Depends a lot on your use case. RAID controllers often mask the drives themselves behind a sort of "virtual JBOD" where they create RAID0 virtual disks for each individual drive. This works just fine, but there is an unknown element here then which is HOW the controller does the writing (and reading) to that virtual disk and that it is not directly under the control of the ZFS software. It might honour the cylinder/head/track write command or it might interpret that command and you have no way of knowing from the software side. It comes down to how much you trust your RAID card.
Similarly, it may also mask things like remapped writes due to failures which means unless you are actively monitoring the controller you might have a number of remapped or even corrupted sectors that ZFS and the operating system don't know about.
Now, if data is corrupted then ZFS absolutely will find that corrupted data during a scrub. For that reason running ZFS on top of a RAID controller is actually a good idea, but not because the RAID controller is better than a straight SAS/SATA connection to the disk but rather because the RAID controller is potentially worse from a data consistency standpoint. There are more unknowns with a RAID controller than there are with direct disk connections from the point of view of ZFS, so my policy has always been that in production I'll run ZFS on directly attached disks only because I want my system to be able to properly deal with disk issues rather than have a scrub suddenly produce dozens or hundreds of errors because the RAID card has been masking the corruption in the underlying disk.
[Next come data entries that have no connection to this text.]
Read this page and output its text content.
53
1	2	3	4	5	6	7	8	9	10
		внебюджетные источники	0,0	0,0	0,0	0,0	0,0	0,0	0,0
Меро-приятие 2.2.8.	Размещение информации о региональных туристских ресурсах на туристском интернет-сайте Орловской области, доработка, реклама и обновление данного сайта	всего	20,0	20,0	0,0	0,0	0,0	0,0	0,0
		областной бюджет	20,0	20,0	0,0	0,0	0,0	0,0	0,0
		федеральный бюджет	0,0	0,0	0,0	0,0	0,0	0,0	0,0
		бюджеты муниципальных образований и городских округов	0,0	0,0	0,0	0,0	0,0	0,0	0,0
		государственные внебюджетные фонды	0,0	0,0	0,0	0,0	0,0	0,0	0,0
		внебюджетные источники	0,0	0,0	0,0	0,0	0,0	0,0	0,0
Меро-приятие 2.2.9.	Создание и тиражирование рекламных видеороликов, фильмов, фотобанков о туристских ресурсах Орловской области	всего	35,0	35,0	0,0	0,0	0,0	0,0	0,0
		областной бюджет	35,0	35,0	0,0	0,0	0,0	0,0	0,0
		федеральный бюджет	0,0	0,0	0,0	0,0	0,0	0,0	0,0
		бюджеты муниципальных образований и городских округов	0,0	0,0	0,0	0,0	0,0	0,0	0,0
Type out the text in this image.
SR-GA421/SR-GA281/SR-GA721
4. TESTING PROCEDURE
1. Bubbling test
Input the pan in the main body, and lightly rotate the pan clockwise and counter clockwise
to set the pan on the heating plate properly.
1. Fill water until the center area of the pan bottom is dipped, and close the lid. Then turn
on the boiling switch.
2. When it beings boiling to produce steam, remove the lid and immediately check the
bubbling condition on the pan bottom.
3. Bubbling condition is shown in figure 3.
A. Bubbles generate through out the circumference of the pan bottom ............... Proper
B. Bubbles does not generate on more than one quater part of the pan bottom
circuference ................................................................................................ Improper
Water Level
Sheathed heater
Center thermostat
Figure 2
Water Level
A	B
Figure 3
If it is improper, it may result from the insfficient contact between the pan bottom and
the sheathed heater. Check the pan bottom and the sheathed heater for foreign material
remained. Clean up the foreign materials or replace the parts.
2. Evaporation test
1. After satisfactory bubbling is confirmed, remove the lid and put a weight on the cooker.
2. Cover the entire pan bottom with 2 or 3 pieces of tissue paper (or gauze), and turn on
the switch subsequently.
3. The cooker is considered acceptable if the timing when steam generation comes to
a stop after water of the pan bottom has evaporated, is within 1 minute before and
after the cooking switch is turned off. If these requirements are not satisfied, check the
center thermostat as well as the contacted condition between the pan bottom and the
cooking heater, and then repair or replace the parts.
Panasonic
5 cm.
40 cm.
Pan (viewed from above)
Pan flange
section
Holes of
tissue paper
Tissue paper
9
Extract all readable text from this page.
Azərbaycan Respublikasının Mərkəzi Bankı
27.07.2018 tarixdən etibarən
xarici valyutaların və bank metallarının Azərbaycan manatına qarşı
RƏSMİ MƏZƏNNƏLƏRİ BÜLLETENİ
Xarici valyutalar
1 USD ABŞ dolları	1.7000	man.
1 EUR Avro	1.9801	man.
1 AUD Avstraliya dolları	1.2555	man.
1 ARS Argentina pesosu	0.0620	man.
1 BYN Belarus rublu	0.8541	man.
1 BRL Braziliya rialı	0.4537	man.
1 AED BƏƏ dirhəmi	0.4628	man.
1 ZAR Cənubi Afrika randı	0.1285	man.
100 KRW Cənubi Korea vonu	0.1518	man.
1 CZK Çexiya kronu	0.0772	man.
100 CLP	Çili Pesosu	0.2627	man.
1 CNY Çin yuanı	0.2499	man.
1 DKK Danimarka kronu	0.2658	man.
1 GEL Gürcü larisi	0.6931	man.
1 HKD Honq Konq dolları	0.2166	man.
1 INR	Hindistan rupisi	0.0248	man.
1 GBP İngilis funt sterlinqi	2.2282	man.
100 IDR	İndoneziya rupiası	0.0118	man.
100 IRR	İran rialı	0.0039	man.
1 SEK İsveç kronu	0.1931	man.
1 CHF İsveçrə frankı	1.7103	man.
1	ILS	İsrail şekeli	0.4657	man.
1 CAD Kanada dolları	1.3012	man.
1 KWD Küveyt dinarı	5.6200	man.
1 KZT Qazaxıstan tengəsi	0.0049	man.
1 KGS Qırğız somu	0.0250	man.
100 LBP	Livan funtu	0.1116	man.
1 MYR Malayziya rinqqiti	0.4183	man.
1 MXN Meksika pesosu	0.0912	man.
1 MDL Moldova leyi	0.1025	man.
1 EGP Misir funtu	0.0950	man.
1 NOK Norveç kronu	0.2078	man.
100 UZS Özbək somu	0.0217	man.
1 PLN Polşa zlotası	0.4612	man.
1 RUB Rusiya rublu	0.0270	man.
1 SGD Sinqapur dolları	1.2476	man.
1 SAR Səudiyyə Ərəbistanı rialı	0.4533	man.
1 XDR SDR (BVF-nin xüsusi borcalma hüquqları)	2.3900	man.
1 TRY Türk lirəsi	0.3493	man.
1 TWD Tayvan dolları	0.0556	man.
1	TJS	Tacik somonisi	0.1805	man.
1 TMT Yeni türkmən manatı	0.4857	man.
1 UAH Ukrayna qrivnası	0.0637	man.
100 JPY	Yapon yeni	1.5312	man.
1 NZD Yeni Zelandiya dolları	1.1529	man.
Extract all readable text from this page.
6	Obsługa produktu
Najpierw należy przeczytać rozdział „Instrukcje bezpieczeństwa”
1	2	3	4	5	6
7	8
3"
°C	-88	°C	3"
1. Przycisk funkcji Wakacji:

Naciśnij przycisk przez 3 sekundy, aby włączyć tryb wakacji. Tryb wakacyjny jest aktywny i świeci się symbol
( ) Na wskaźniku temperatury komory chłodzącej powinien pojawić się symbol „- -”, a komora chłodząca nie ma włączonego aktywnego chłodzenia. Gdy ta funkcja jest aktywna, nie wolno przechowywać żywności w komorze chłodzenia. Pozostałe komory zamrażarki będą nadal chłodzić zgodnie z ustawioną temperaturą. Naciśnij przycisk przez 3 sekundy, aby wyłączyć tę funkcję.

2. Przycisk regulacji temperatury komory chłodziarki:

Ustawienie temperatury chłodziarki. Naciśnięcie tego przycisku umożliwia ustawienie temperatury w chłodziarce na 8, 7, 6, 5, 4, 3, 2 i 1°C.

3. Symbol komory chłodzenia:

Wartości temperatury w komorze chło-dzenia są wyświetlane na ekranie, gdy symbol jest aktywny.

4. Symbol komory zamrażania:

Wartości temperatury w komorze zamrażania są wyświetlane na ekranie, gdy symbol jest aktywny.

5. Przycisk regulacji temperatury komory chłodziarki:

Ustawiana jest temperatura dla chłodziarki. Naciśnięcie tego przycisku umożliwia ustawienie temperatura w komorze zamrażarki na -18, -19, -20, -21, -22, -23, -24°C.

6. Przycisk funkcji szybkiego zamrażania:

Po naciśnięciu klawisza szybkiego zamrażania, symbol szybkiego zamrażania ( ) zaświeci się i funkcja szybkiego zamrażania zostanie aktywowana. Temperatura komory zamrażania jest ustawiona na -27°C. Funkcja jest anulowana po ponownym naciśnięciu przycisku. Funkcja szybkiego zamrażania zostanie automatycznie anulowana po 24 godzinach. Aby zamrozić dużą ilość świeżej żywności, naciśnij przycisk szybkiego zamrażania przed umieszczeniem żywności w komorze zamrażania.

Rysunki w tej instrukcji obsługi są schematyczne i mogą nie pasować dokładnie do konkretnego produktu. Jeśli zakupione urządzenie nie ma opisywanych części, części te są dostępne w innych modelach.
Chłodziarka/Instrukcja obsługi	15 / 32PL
Having said all that, hardware RAID has its place. I like to use hardware RAID for operating system disks because while mirrored OS's are quite good in software, there's still that underlying problem of bootstrapping enough of the OS to fire up the RAID from UEFI (or historically, BIOS). If the RAID card is supported directly in UEFI/BIOS then the operating system doesn't need to care. However, it's still good practice to ensure your hardware RAID has a good monitoring agent available for the operating system or is well supported by the OS so you know when one of the drives has failed.